How severe does this issue affect your experience of using Ray?
- High: It blocks me to complete my task.
Hello,
I am implementing a graph convolutional network as a custom model to estimate the Q-values with a DQN. Essentially, my GCN has 3 convolutional layers, and a readout layer followed by a fully connected neural network which estimates the Q-values associated with each action.
However, I am having some trouble outputting the Q-values estimated by the final layer of the network as, apparently RLlib tries to pass it to another FC layer with 256 inputs.
(RolloutWorker pid=89182) File "/home/malin/anaconda3/envs/marl/lib/python3.9/site-packages/torch/nn/modules/linear.py", line 114, in forward
(RolloutWorker pid=89182) return F.linear(input, self.weight, self.bias)
(RolloutWorker pid=89182) RuntimeError: mat1 and mat2 shapes cannot be multiplied (32x5 and 256x256)
Currently, in the simulation there are 2 agents, and this is the algorithm configuration:
ModelCatalog.register_custom_model("GCN_V1_1", HetGCN)

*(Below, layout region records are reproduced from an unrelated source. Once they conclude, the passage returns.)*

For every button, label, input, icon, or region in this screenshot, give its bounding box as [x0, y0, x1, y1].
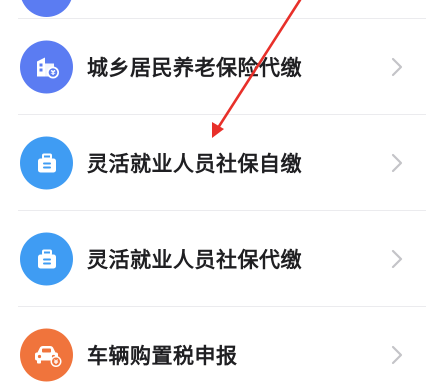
item-label: 城乡居民养老保险代缴 — [87, 56, 302, 80]
item-label: 车辆购置税申报 — [87, 344, 238, 368]
building-id-icon: ¥ — [20, 40, 73, 94]
partial-icon — [20, 0, 73, 17]
svg-text:¥: ¥ — [53, 358, 58, 366]
briefcase-icon — [20, 136, 73, 190]
item-label: 灵活就业人员社保代缴 — [87, 248, 302, 272]
list-item-partial[interactable] — [0, 0, 426, 19]
list-item-flexible-employment-proxy-payment[interactable]: 灵活就业人员社保代缴 — [0, 211, 426, 307]
chevron-right-icon — [391, 57, 403, 77]
list-item-vehicle-purchase-tax[interactable]: ¥ 车辆购置税申报 — [0, 307, 426, 387]
list-item-flexible-employment-self-payment[interactable]: 灵活就业人员社保自缴 — [0, 115, 426, 211]
service-list: ¥ 城乡居民养老保险代缴 灵活就业人员社保自缴 灵活就业人员社保代缴 ¥ 车辆购… — [0, 0, 426, 387]
screen: ¥ 城乡居民养老保险代缴 灵活就业人员社保自缴 灵活就业人员社保代缴 ¥ 车辆购… — [0, 0, 426, 387]
car-tax-icon: ¥ — [20, 328, 73, 382]
item-label: 灵活就业人员社保自缴 — [87, 152, 302, 176]
svg-text:¥: ¥ — [50, 69, 55, 77]
chevron-right-icon — [391, 249, 403, 269]
chevron-right-icon — [391, 345, 403, 365]
list-item-pension-proxy-payment[interactable]: ¥ 城乡居民养老保险代缴 — [0, 19, 426, 115]
briefcase-icon — [20, 232, 73, 286]
chevron-right-icon — [391, 153, 403, 173]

ModelCatalog.register_custom_model("GCN_V1_2", HetGCN)
def gen_policy(i):
config = {
"model": {
"custom_model": ["GCN_V1_1", "GCN_V1_2"][i % 2],
"custom_model_config": {
"params_s" : params_s,
"params_t" : params_t,
},
},
"no_final_linear": True,
"gamma": [0.95, 0.99],
}
return PolicySpec(None, observation_space=obs_space,action_space=act_space,
config=config)
policies = {"policy_{}".format(i): gen_policy(i) for i in range(2)}
policy_ids = list(policies.keys())
env_name = "uam_v1"
register_env(env_name, lambda config: ParallelPettingZooEnv(env_creator()))
stop = {
"timesteps_total": 2000e3,
}
learning_rate_start = 2e-4
learning_rate_end = 1e-5
n_timesteps = 1000*args.num_episodes
config={
"env": env_name,
"log_level": "DEBUG",
"framework": "torch",
"num_gpus": args.num_gpus,
"seed": seed,
"num_workers": args.num_workers,
"num_envs_per_worker": 1,
"batch_mode": "truncate_episodes",
"_disable_preprocessor_api": True,
"gamma": 0.99,
"rollout_fragment_length": 512,
"train_batch_size": 20,
"lr":learning_rate_start,
"model": {"custom_model": "GCN_V1_1",
"custom_model_config": {
"params_s" : params_s,
"params_t" : params_t,
},
},
"multiagent": {
"policies": policies,
"policy_mapping_fn": (lambda agent_id: policy_ids[agent_id]),
},
}
results = tune.run(
"DQN",
name="DQN",
stop=stop,
checkpoint_freq=10,
local_dir="~/ray_results/" + env_name,
config=config
)
Especially, I tried using "no_final_linear": True
but it seems have no effect. I can see q-values are being computed by the GCN, but how can I stop it from being forwarded to another FC network by RLlib? Thanks in advance!